[Muses industrielles] Avec "une mer d'huile", Pascal Morin passe un été avec une famille de scientifiques bouleversés
Un court roman peut être riche et trois générations de scientifiques peuvent se retrouver au même endroit au même moment sans que le temps se répète à l'identique. C'est ce que démontre avec une écriture poétique Pascal Morin dans "Une mer d'huile". Son sixième roman séduira les observateurs de la dérive des sentiments, aussi bien que les médidatifs silencieux. L'auteur les récompense en leur offrant en filigrane une réflexion sur le temps qui passe imperceptiblement.
Ils sont trois : la grand-mère (chercheuse en neurologie), le père (medecin) et le fils (étudiant en maths sup) à se retrouver comme chaque été dans la maison familiale au bord de la Méditerranée. Au fil du temps, il y a toujours du plaisir à se retrouver mais désormais il y a aussi une sorte d'ennui qui pointe devant ces jours qui se répètent ou quand le rituel se fait à la fois réconfort et angoisse. Mais évidemment rien ne se passera comme prévu, car le temps passe et Danielle (la grand-mère) a décidé cette année de se faire seconder par Prisca. "Daniele ne leur avait pas révélé ses motivatoins véritables. Mais en signant le contrat, elle s'était prise à espérer, secrètement, que cela apporterait du sel à leurs trop fades vacances. Elle en avait besoin. Elle voulait que cela change."
Les mêmes mais pas tout à fait
Et il se passe ce qui devait se passer : l'arrivée d'un élément nouveau modifie le système existant. A la fin de la révolution, chaque membre du trio retrouvera une place. Pas forcément la même. A la fin de l'été, quand viendra l'heure de femer les volets et de remettre les housses sur les meubles, ceux qui partiront ne seront ceux qui les mêmes qu'un mois plus tôt. Le changement sera à peine visible à l'oeil nu et pourtant en profondeur, les êtres se seront déplacés de façon impercetible, comme les continents.

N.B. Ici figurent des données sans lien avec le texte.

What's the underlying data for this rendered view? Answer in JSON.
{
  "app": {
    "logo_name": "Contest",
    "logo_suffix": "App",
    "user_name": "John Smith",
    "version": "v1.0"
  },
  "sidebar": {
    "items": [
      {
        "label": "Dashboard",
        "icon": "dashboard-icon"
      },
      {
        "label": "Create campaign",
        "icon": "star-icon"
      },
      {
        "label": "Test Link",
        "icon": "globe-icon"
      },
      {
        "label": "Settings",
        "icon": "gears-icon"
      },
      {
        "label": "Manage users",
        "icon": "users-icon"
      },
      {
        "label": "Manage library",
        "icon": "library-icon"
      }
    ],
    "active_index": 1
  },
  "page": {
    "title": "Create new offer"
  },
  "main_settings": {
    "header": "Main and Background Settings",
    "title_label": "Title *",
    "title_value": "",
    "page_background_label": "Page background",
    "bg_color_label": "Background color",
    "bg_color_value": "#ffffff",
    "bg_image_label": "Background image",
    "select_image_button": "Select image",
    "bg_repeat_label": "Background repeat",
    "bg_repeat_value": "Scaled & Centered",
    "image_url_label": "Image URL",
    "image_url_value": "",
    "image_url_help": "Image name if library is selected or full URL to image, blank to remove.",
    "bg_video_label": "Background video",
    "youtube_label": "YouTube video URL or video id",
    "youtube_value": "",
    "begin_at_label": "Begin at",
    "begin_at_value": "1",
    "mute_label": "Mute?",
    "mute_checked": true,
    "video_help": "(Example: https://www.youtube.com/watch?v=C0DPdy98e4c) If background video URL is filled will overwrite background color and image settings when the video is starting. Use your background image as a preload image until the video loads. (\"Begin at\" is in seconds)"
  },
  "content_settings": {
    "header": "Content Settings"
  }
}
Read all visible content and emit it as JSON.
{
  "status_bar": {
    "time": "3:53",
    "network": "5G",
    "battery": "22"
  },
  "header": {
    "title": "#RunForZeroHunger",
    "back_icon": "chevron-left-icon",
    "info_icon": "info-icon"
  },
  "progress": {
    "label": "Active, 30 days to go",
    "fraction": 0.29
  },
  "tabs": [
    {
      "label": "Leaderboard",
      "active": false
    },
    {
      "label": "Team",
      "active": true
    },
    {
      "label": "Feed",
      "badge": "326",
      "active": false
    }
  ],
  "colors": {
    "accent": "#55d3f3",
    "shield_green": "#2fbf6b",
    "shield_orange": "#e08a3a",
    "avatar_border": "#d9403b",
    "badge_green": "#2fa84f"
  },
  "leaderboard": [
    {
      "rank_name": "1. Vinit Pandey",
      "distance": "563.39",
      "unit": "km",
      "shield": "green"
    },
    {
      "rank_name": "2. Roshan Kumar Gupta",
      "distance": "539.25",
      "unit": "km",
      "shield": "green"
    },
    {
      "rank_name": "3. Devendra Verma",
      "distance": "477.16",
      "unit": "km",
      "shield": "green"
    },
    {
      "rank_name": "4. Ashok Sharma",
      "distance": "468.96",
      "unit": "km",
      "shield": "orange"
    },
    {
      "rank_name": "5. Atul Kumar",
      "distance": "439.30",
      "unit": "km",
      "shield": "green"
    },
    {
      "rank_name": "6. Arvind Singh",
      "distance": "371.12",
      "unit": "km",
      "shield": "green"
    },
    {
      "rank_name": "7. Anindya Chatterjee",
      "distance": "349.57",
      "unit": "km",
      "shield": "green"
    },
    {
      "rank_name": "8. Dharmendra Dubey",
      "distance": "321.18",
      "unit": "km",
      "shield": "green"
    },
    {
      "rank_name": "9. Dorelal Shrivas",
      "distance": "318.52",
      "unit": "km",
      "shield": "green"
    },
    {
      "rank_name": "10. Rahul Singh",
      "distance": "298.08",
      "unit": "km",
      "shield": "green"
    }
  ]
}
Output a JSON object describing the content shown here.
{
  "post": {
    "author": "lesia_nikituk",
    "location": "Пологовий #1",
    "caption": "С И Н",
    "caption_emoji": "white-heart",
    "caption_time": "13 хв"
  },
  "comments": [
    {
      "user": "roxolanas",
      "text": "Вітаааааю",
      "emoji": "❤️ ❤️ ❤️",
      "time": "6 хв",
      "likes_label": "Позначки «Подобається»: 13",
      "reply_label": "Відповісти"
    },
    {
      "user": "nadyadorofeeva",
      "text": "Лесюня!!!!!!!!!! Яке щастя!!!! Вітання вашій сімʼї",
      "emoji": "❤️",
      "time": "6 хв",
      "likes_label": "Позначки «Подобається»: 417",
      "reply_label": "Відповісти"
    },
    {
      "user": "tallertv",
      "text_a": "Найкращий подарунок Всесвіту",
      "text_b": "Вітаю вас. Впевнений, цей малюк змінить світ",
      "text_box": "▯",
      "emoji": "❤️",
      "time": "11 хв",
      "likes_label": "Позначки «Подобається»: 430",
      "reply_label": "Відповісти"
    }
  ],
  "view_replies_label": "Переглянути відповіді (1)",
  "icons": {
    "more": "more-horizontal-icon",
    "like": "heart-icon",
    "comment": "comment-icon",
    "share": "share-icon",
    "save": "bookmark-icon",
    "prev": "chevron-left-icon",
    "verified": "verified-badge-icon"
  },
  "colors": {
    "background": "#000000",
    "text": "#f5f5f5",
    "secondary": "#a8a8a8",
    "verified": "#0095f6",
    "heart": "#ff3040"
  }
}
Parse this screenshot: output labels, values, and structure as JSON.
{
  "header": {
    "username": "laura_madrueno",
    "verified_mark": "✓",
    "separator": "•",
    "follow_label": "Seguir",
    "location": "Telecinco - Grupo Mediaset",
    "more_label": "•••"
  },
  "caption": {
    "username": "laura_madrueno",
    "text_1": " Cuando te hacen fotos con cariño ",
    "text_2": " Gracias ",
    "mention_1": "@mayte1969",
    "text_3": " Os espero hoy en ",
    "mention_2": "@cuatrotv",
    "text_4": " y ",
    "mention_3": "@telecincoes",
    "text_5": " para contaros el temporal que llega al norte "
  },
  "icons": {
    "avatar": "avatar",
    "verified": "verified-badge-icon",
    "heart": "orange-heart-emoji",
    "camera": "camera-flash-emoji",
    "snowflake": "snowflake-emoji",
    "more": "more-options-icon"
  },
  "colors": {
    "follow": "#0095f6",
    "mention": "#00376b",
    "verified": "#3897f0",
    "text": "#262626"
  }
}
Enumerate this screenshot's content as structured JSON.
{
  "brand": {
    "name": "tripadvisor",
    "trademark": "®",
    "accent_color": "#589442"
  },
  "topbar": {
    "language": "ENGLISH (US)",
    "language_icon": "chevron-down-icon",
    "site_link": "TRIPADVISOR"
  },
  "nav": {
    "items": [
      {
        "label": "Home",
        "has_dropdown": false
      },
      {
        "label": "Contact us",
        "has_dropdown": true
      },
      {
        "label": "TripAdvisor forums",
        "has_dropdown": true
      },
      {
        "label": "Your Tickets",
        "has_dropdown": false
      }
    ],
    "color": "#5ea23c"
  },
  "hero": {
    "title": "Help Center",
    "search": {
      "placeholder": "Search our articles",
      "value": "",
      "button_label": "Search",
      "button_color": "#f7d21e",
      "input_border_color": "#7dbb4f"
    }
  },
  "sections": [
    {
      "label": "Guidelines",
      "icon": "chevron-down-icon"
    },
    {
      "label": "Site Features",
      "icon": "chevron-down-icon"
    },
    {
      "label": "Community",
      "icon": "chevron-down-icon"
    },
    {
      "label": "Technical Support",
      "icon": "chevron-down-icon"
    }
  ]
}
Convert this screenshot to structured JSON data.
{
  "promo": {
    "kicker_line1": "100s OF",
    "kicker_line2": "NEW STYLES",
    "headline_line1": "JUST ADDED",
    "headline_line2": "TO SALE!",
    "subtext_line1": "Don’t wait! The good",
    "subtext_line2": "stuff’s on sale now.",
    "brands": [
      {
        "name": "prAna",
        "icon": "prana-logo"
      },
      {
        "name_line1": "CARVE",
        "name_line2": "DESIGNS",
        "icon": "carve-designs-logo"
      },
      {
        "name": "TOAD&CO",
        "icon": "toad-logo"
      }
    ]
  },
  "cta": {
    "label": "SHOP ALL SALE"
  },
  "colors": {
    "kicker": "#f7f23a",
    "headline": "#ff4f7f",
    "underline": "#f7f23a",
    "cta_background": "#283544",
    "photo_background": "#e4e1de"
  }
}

Car Prisca va réveiller les désirs, fait prendre conscience aux uns et aux autres du temps qui passe et leur rappeler comment leur vie s'incrit dans le temps présent, au milieu de la nature - que l'écrivain Pascal Morin sait décrire comme personne - de la Côte d'Azur. Là où le roman se singularise, c'est qu'il ne fait pas de Prisca un personnage aux motivations mystérieuses ou aux actes grandiloquents : elle est là, accomplit ce qu'on attend d'elle (au pire va-t-elle bouger un pot de fleur). Ce sont les projections des personnages sur cette jeune femme qui vont les faire bouger.
Ce roman est déjà le sixième du discret Pascal Morin, qui y confirme son grand talent littéraire et sa capacité à traduire par l'écriture les mouvements émotionnels et affectifs sous-terrains qui travaillent un groupe de personnes. Comme la mer d'huile qui lui sert de ditre, le roman n'est pas grandiloquent, il est d'apprence calme et si le roman est court, il n'en est pas moins passsionnant par la richesse des thèmes qu'il réussit à aborder. Derrière le récit anodin en apparence d'une famille normale en vacances normales s'esquisse une réflexion passionnante sur le temps qui passe et sur le sens de la Vie.
L'art de la miniature à son plus haut
Les amateurs de polar haletant ou de romanesque outrancier seront peut-être décontenancés par cette miniature anodine en apparence. "Pour lui rien n'était plus poétique que d'avoir chez soi un fragment de roche venue de l'espace. il voyait en toute chose plus que la matière". Il y a quelque chose de cet ordre dans ce roman, où il faut savoir voir quelque chose de plus derrière les mots imprimés.
Au passage, Pascal Morin dément avec brio l'adage tolstoÏen selon lequel les familles heureuses n'ont pas d'hisoire. Elle est juste plus modeste, moins spectaculaire mais tout aussi émouvante et romanesque pour qui sait voir et écrire. "Il lui avait suffit d'un révélateur. Un acide en guise de décapant".
Une mer d'huile. Pascal Morin, aux éditions du Rouergue (collection La Brune) 13,80 euros.